I go camping about a half dozen times a year these days and I’m the first to admit I’m obsessed with the gear that goes along with it. When not actively planning a trip or already on one, I often spend the evening rearranging the shelves on which my various tents, packs, sleeping pads, and other such supplies are stored. I suppose I try to justify how much of the stuff I’ve accrued by reorganizing it when not actually using it.
But really, I don’t have to justify anything; I like the outdoors and the gear that goes with it, so that’s where I’ve chosen to spend some of my money.

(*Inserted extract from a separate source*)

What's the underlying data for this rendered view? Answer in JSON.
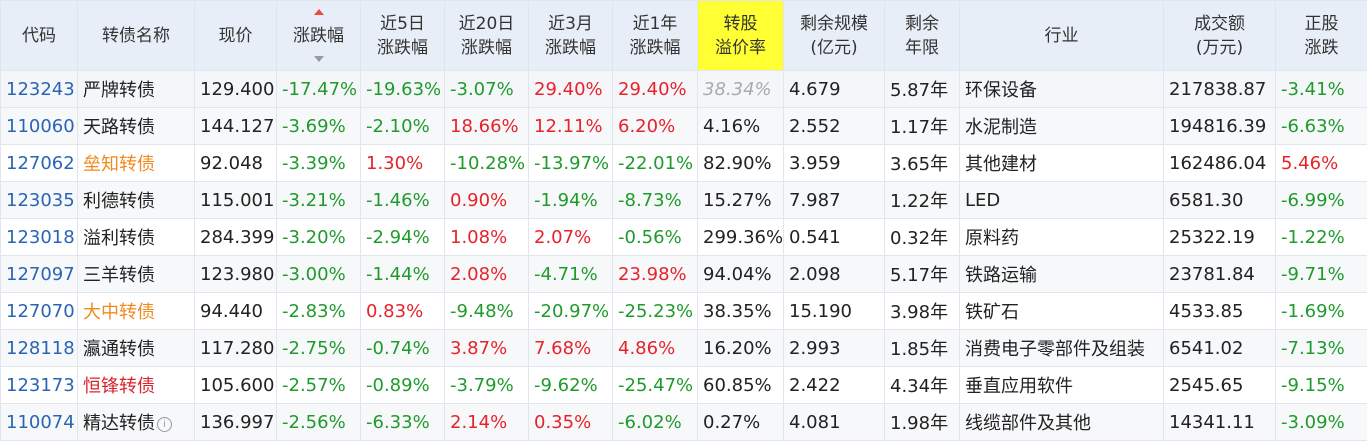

However, you can get completely kitted out for camping for less than what some people spend on a single sleeping bag. If you’re new to camping (or hiking or mountaineering or paddle travel and so forth) and not sure it will grab a hold of you — or if you’re already an outdoor enthusiast but need of new kit — it’s OK to supply yourself on the cheap. You can always upgrade items as the need arises.
I’ve put together a $200 list of camping gear that’s surprisingly well made given the price point and I have tested products from every one of these brands myself. What you won’t find on this list is apparel and hygiene products or items that need to be resupplied before each excursion, like food, stove fuel, and beer. What you will find is everything you need for a weekend campout or an overnight trek.
If you’re going car camping, you can save your $21 and spend it on stove fuel or whiskey. If you have a bit of trekking to do (not long-distance and not mountaineering, mind you) then this $21 pack from Venture Pal will serve you well. It’s comfortable enough for a few hours of use when moderately loaded and it packs down small enough to fit in a drawer when the outing is over. Also, it comes in lots of color, if that’s a factor for you.
Your tent is arguably your most important piece of gear. It’s your shelter from the rain and wind (though not from the cold — see the next item for that) and it’s where you’ll store your stuff, change clothes, swap stories (or smooches), and get some rest. Amazingly, it’s not the most expensive item on the list. The Coleman Two-Person Sundome tent retails for $70, but you can easily find deals on Amazon. It’s about a two-and-a-half season tent, perfect for later spring, summer, and early fall. It has sufficient though not copious room for two and is spacious for one. If the rain is coming down in sheets and blowing in sideways, you may get wet. Light drizzle? No problem.
If your tent is the most important part of your kit, your sleeping bag couldn’t be much closer in second place. Your bag is what keeps you warm and safe. This bag from Outdoor Vitals features StormLight insulation that is highly water resistant, so even if your tent lets in some rain, you will stay dry in your OV-Light 35. And of course, that number refers to the low temperature at which this bag is rated for use.
If you’re headed out for a three-week trek through the Grand Canyon or you’re pushing for the summit of Denali, spend the extra cash and invest in Klymit Inertia O Zone pad — it weighs about three-quarters of a pound and packs down to measure three by six inches. If you’re doing a bit of car camping or a friendly two-day hike, save your cash and get this perfectly decent sleeping pad from My Outdoors and enjoy padding, support, and a built-in inflatable pillow.
Being out in the woods at night is great, but being relegated to darkness once the sun sets is not. A good headlamp is your single best choice when it comes to lighting and a great affordable choice of headlamp is the UCO Hundred Headlamp. It has a long throw when set to its brightest mode and a long battery life (75 hours) when dimmed to its lowest setting. At less than 2 ounces in weight, it’s comfortable enough for hours of wear. (Note that prices vary by color and style here, but you can find a $20 option if you browse.)
Again, you’ll need to provide fuel, and as that’s a recurring cost, not part of your base kit, I’ve left it off the list. But considering this amazingly compact, reliable, and user-friendly stove costs just fourteen bucks, you’ll be able to afford the added cost of a fuel canister. The Etekcity Ultralight Portable Backpacking Stove weighs four ounces, and when folded down, it’s about the size of a pack of playing cards. Yet it produces more than 6,650 BTUs and can bring water to a boil in minutes. And its Piezo ignition system lets you light it up without matches or a lighter.
Assuming your campground allows for fires, there’s nothing like a campfire crackling away to make your site feel like home. In an emergency situation, a fire might be the difference between life and death. So go ahead and spend the $5 and get this little bar of magnesium with handy spark striker included. It will help you start hundreds of fires, but do practice using it a few times before you head out.
First Aid Kit
This 150-piece first aid kit has everything you need for treating cuts or scrapes, bee stings, burns, and other minor injuries. It also has a tourniquet, gauze, tape, and gloves in case you face a more serious injury. The emergency blanket is handy in case of shock or if you end up lost in the woods away from the comforts of your tent and sleeping bag.